Umsida.ac.id – Sembilan produk makanan ringan anak-anak yang kebanyakan diimpor Tiongkok ternyata mengandung babi. Namun produk-produk tersebut lolos sertifikasi halal.
Lihat juga: Halal Center Umsida Pastikan Makanan dan Pengolahan Gizi RSIA Nganjuk Tersertifikasi Halal
Badan Pengawas Obat dan Makanan (BPOM) dan Badan Penyelenggara Jaminan Produk Halal (BPJPH) menemukan makanan tersebut mengandung gelatin babi dalam salah satu bahannya.
Ternyata produk tersebut mencantumkan label halal palsu dan tersebar luas di pasaran serta e-commerce.
Padahal, kehalalan produk merupakan salah satu kewajiban bagi semua produk yang hendak dikonsumsi di Indonesia, bahkan di negara lain sertifikasi halal juga sudah menjadi keharusan.
Apa Sebab Produk Mengandung Babi Bisa Lolos Sertifikasi?
Guru Besar Universitas Muhammadiyah Sidoarjo (Umsida), Prof Dr Hana Catur Wahyuni ST MT IPM
“Pada dasarnya dalam suatu konsep rantai pasok, semua kegiatan yang akan merubah satu produk mulai bahan baku hingga ke tangan konsumen, memiliki potensi risiko terkontaminasi halal,” ujar Prof Hana.
Artinya, imbuh dosen prodi Teknik Industri itu, pada proses rantai pasoknya, ada potensi resiko terkontaminasi sesuatu yang mengakibatkan produk halal menjadi tidak halal.
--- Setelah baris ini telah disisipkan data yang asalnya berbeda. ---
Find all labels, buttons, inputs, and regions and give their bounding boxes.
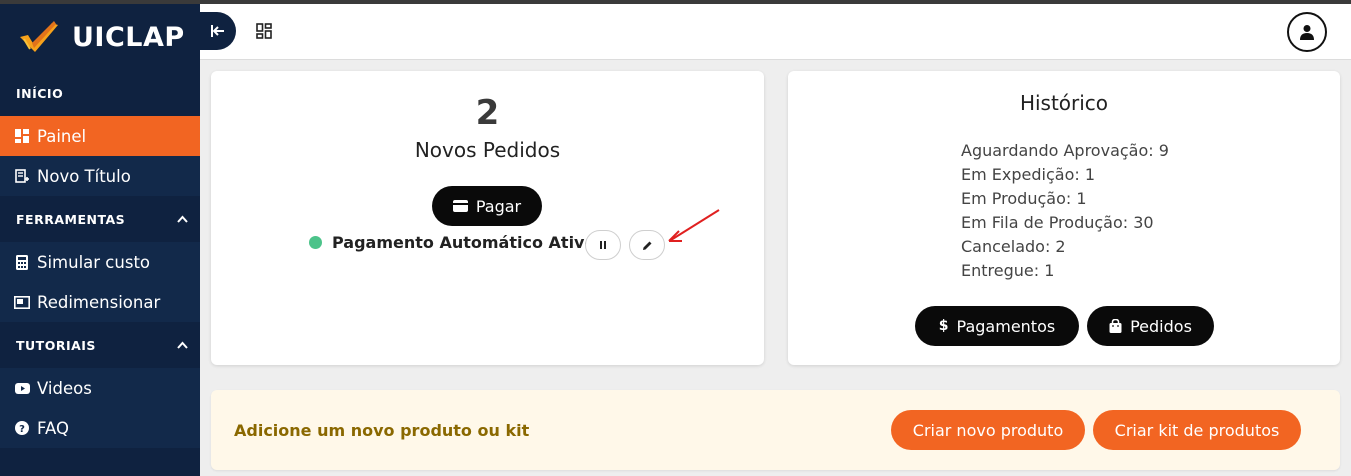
dashboard-icon (14, 128, 30, 144)
history-title: Histórico (1019, 91, 1109, 115)
chevron-up-icon (177, 212, 188, 226)
section-title: INÍCIO (16, 85, 64, 101)
edit-auto-payment-button[interactable] (629, 230, 665, 260)
section-inicio: INÍCIO (0, 70, 200, 116)
history-entry: Entregue: 1 (961, 261, 1055, 280)
top-border (0, 0, 1351, 4)
collapse-arrow-icon (211, 25, 224, 37)
sidebar-item-label: Simular custo (37, 252, 151, 272)
chevron-up-icon (177, 338, 188, 352)
new-orders-card: 2 Novos Pedidos Pagar Pagamento Automáti… (211, 71, 764, 365)
sidebar-item-simular-custo[interactable]: Simular custo (0, 242, 200, 282)
calculator-icon (14, 254, 30, 270)
history-list: Aguardando Aprovação: 9 Em Expedição: 1 … (961, 139, 1169, 283)
history-entry: Em Produção: 1 (961, 189, 1087, 208)
new-orders-count: 2 (475, 93, 500, 133)
history-entry: Em Fila de Produção: 30 (961, 213, 1154, 232)
youtube-icon (14, 380, 30, 396)
user-menu-button[interactable] (1287, 12, 1327, 52)
banner-text: Adicione um novo produto ou kit (234, 421, 530, 440)
grid-button[interactable] (256, 23, 272, 39)
top-bar (200, 4, 1351, 60)
sidebar-item-redimensionar[interactable]: Redimensionar (0, 282, 200, 322)
svg-text:?: ? (19, 424, 25, 435)
sidebar-item-label: Painel (37, 126, 87, 146)
card-icon (452, 200, 468, 212)
sidebar-item-faq[interactable]: ? FAQ (0, 408, 200, 448)
sidebar-item-novo-titulo[interactable]: Novo Título (0, 156, 200, 196)
grid-icon (256, 23, 272, 39)
sidebar-item-videos[interactable]: Videos (0, 368, 200, 408)
payments-button-label: Pagamentos (956, 316, 1056, 336)
section-title: TUTORIAIS (16, 337, 96, 353)
bag-icon (1109, 319, 1122, 333)
pay-button-label: Pagar (475, 196, 522, 216)
sidebar-item-label: Videos (37, 378, 92, 398)
pause-icon (600, 241, 606, 249)
new-orders-title: Novos Pedidos (414, 138, 561, 162)
resize-icon (14, 294, 30, 310)
user-icon (1300, 25, 1314, 40)
auto-payment-status: Pagamento Automático Ativo (309, 233, 595, 252)
pay-button[interactable]: Pagar (432, 186, 542, 226)
section-title: FERRAMENTAS (16, 211, 126, 227)
history-entry: Cancelado: 2 (961, 237, 1066, 256)
sidebar-item-label: Redimensionar (37, 292, 161, 312)
pause-auto-payment-button[interactable] (585, 230, 621, 260)
orders-button-label: Pedidos (1130, 316, 1192, 336)
collapse-sidebar-button[interactable] (200, 12, 236, 50)
pencil-icon (642, 241, 651, 250)
sidebar-item-painel[interactable]: Painel (0, 116, 200, 156)
sidebar-item-label: FAQ (37, 418, 69, 438)
history-entry: Em Expedição: 1 (961, 165, 1096, 184)
help-icon: ? (14, 420, 30, 436)
logo-check-icon (20, 21, 58, 52)
section-ferramentas[interactable]: FERRAMENTAS (0, 196, 200, 242)
create-product-button[interactable]: Criar novo produto (891, 410, 1085, 450)
sidebar-item-label: Novo Título (37, 166, 131, 186)
section-tutoriais[interactable]: TUTORIAIS (0, 322, 200, 368)
sidebar: UICLAP INÍCIO Painel Novo Título FERRAME… (0, 4, 200, 476)
create-kit-button[interactable]: Criar kit de produtos (1093, 410, 1301, 450)
orders-button[interactable]: Pedidos (1087, 306, 1214, 346)
auto-payment-status-text: Pagamento Automático Ativo (332, 233, 596, 252)
annotation-arrow-icon (668, 209, 720, 242)
brand-name: UICLAP (72, 21, 185, 53)
payments-button[interactable]: $ Pagamentos (915, 306, 1079, 346)
add-product-banner: Adicione um novo produto ou kit Criar no… (211, 390, 1340, 470)
dollar-icon: $ (938, 318, 949, 334)
status-dot (309, 236, 322, 249)
new-title-icon (14, 168, 30, 184)
history-entry: Aguardando Aprovação: 9 (961, 141, 1169, 160)
history-card: Histórico Aguardando Aprovação: 9 Em Exp… (788, 71, 1340, 365)
logo[interactable]: UICLAP (0, 4, 200, 70)
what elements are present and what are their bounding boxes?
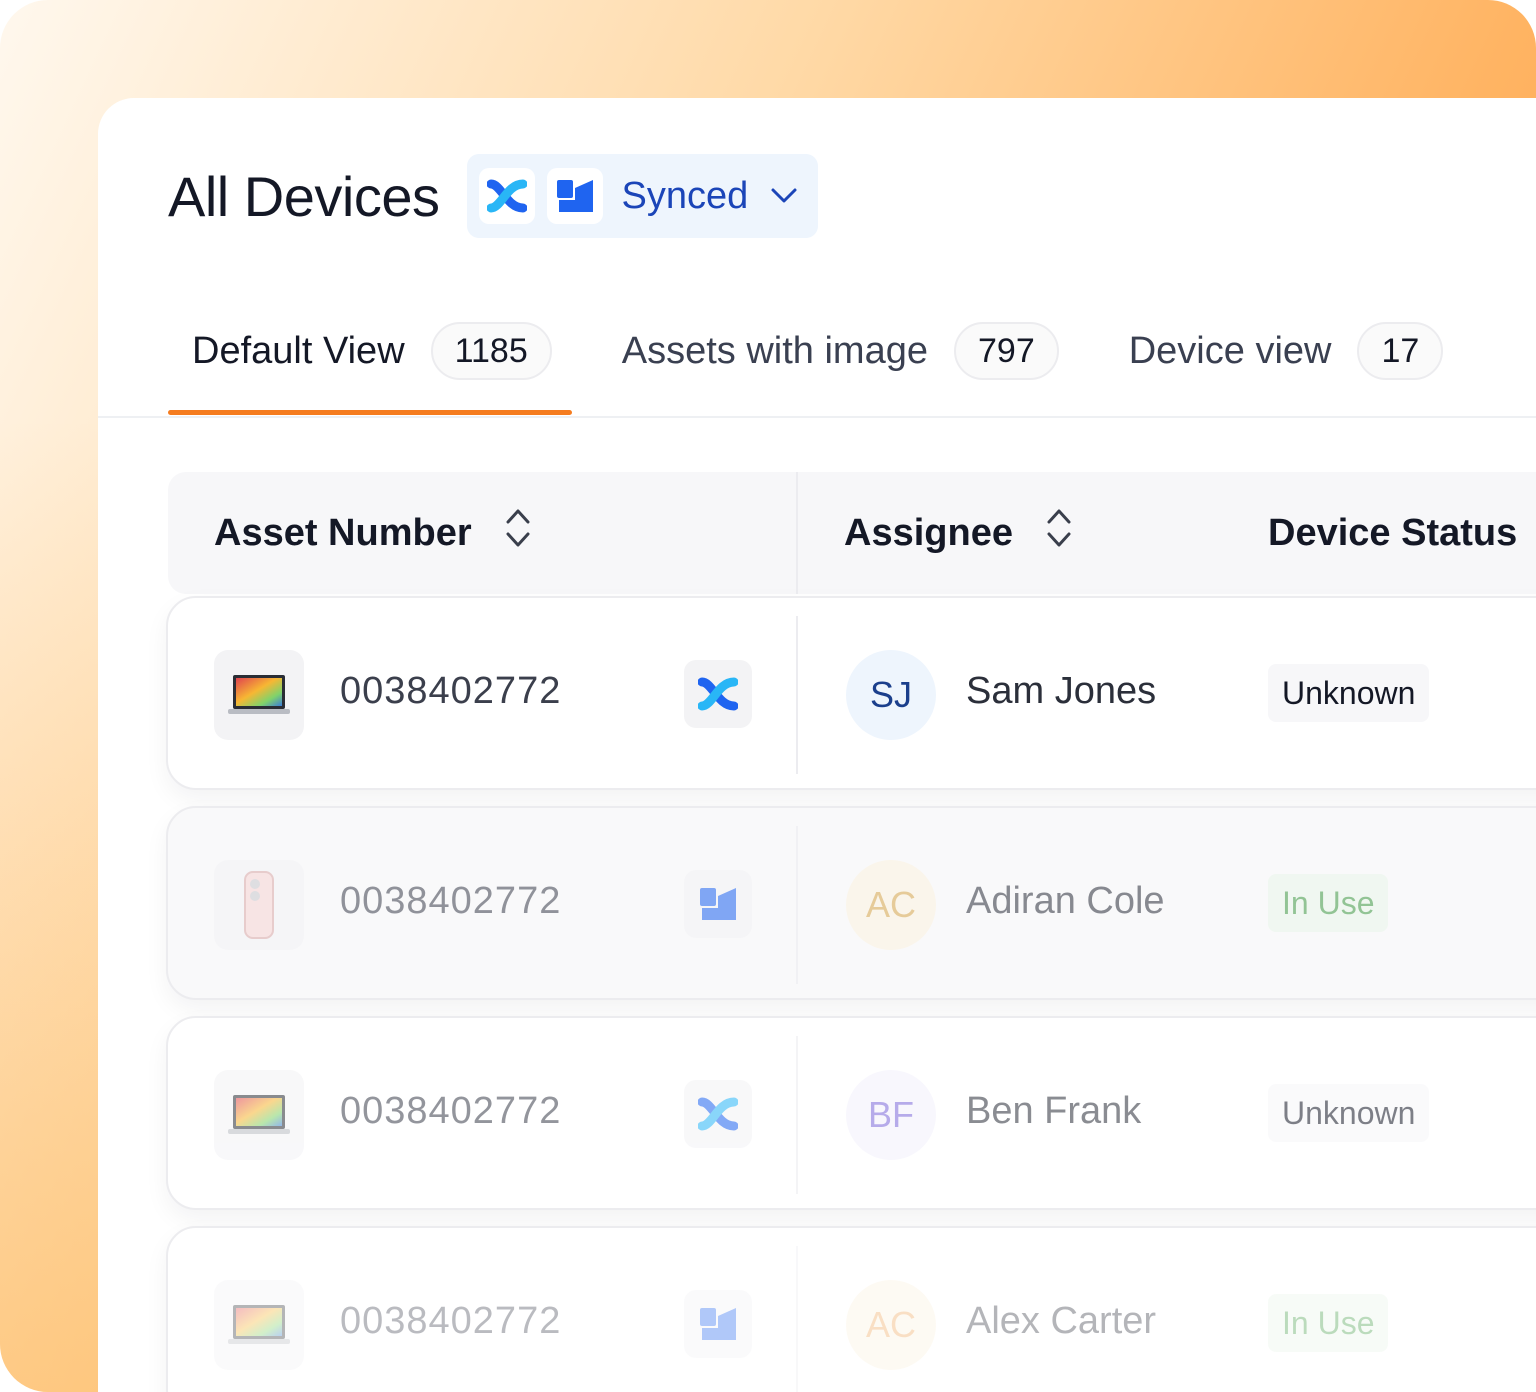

Menurut Prof Hana, perubahan kehalalan produk tersebut bisa terjadi karena faktor kesengajaan dan ketidaksengajaan.
Faktor kesengajaan disadari oleh beberapa pelaku rantai pasok.
Sedangkan faktor ketidaksengajaan, bisa terjadi karena para pelaku rantai pasok lemah dalam hal koordinasi sehingga apa yang dilakukan oleh pelaku satu dengan yang lain tidak terkomunikasikan.
“Tetapi pada dasarnya pelaku itu tidak memiliki itikad untuk memberikan kontaminasi perubahan status produk halal menjadi tidak halal,” ujar Guru Besar bidang Manajemen Rantai Pasok itu.
Produk Halal Belum Tentu Halal Jika…
Ia memberi contoh tentang pengolahan ayam dari bahan mentah menjadi bahan yang siap konsumsi.
Umumnya, ayam merupakan salah satu bahan makanan halal yang bisa dikonsumsi masyarakat. Namun ayam tersebut bisa menjadi tidak halal ketika ayam itu disembelih dengan cara yang tidak sesuai dengan syariat Islam.
“Hal tersebut sering menjadi kesalahpahaman di masyarakat karena mereka menganggap daging ayam merupakan produk halal yang bisa disembelih dengan cara apapun itu tidak mengubah kehalalannya,” terangnya.
Selain itu, tambahnya, ada lagi kegiatan yang akan menjadi potensi risiko perubahan status kehalalan produk.
Misalnya pada proses distribusi. Sejak awal, produk tersebut diolah dengan cara yang halal. Namun ketika proses pendistribusian, produk tersebut tercampur dengan hal lain yang tidak halal.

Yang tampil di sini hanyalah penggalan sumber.